If other treatment options and rehabilitation do not help within six months, it is likely the individual may need surgical procedures to help with alleviating the pain and restoring proper motion. However, it will be necessary to consider the long-term outcomes of these cases.
Considering Other Types of Elbow Injuries
There are a multitude of ways that a person can injure their elbow. Tendonitis, as described above, is just one and perhaps the most common in tennis and golf players. Here is a look at some of the others.
Dislocation: It is possible to dislocate the elbow. That means it becomes separated from the normal position. This is common when a person lands on an outstretched hand when trying to prevent a fall.
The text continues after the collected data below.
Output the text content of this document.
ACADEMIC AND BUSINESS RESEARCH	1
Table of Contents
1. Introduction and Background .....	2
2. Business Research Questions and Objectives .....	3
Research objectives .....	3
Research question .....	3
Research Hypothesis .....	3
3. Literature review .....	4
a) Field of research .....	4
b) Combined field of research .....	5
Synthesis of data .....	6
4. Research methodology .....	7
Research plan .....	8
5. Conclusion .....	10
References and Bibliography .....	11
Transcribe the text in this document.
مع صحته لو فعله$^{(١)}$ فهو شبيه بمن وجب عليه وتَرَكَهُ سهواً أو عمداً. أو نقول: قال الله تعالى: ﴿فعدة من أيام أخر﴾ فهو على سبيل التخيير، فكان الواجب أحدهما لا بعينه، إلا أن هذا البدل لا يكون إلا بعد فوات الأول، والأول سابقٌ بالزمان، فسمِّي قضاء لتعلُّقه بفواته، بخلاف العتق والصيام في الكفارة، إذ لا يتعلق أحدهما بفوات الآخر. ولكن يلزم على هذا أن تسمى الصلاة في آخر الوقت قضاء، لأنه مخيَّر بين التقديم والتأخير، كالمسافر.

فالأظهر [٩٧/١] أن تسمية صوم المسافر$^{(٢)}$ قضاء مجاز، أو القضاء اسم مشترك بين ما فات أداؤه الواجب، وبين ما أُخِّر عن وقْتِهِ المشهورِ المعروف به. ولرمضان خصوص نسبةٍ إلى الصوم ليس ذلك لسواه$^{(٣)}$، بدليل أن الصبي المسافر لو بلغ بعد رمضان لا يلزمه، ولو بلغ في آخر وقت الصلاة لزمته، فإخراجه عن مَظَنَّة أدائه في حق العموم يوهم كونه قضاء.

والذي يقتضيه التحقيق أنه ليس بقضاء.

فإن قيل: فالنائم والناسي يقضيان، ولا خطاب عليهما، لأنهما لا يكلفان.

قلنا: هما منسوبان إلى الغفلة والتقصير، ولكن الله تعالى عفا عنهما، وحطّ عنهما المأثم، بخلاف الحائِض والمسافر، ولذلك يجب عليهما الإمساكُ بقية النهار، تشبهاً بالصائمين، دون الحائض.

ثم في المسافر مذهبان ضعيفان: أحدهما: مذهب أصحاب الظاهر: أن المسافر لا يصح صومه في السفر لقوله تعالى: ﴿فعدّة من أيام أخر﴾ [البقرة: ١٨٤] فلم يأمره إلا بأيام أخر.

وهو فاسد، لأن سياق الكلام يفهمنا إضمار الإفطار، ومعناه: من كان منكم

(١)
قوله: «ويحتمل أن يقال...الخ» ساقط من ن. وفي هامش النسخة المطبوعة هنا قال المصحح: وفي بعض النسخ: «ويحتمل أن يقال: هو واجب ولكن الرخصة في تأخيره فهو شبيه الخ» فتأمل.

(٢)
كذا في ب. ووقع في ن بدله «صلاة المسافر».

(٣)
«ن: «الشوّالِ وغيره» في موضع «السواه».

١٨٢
It may also occur in athletes who are struggling with overuse risk.
Bursitis: This condition occurs when the olecranon bursa is inflamed or irritated. This is the bony tip of the elbow. In some cases, it can fill with fluid that causes swelling. This often occurs as a result of sudden trauma.
Elbow strains and sprains: It is common for athletes to have strains and sprains due to the abnormal stretching and tearing of ligaments in this area. This can be due to overuse or traumatic injuries.
Individuals struggling with this type of pain may benefit from treatment that includes rehabilitation at its heart. This may include the use of numerous types of therapy to help improve the function and pain that a person with these conditions typically faces as a result of an accident or overuse.